Decepcionado, Armstrong continuó defendiendo la corona welter. Pero, tantos combates –hizo 23 peleas titulares en dos años y medio–, terminaron por pasarle una factura que no pudo pagar. El 4 de octubre de 1940, el Madison vio cómo uno de sus boxeadores predilectos perdía su condición de campeón mundial. El estadounidense Ferdinand (Fritzie) Zivic, quien pasó a la historia como el monarca más perdedor en el profesionalismo (con 65 derrotas en 230 combates), le GPP 15, incluso derribándolo en el último asalto. Tres meses y 13 días más tarde, el 17 de enero de 1941, Zivic volvió a derrotarlo en el Madison pero, esta vez, le GKOT 12. Así, la época de gloria del excepcional moreno había llegado a su fin.

Sus últimos años
Anunció su retiro pero, acuciado por las deudas, regresó 18 meses más tarde. Hizo algunas exhibiciones benéficas a fin de recaudar fondos para la guerra que afrontaba Estados Unidos y, después, volvió al ritmo que lo caracterizó.
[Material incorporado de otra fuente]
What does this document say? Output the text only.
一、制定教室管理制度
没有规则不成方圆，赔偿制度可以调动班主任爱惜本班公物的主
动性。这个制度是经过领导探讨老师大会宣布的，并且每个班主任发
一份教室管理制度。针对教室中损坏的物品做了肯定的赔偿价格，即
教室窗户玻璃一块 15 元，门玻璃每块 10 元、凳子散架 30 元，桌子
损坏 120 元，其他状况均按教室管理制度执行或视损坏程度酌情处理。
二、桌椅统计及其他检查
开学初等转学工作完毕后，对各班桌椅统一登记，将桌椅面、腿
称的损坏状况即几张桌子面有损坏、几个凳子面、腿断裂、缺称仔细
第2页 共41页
Hizo 27 peleas en 14 meses (entre junio de 1942 y agosto de 1943), de las que ganó 23. Entre ellas, se dio un gran gusto: el 26 de octubre de 1942, le GPP 10 a su verdugo, Fritzie Zivic, en el Civic Auditorium de San Francisco. El 27 de agosto de 1943, en Nueva York, PPP 10 ante el fenomenal Ray Sugar Robinson quien, en todo momento, evitó humillar a la leyenda en que Armstrong se había convertido. En 1944 disputó 19 peleas más, con solo dos derrotas y, el 14 de febrero de 1945, colgó definitivamente los guantes tras PPP 10 con Chester Slider (quien lo derribó en el 3º) en el Auditorium de Oakland, California.

Homicida Hank tenía 32 años y había disputado 181 combates, con un récord de 151-19-9-2 SD (101 ko). Solo en la revancha con Zivic y en su debut ante Iovino, no había logrado llegar a la campana final. Un auténtico grande.

En 1951 fue ordenado pastor baptista y pasó los restantes 37 años de su vida predicando el Evangelio hasta que, el 24 de octubre de 1988, uno de los más grandes púgiles de la historia (quien ingresó al legendario Hall de la Fama del Boxeo) murió a los 75 años en Los Angeles y, sus restos, descansan en el cementerio de Rosedale de dicha ciudad californiana.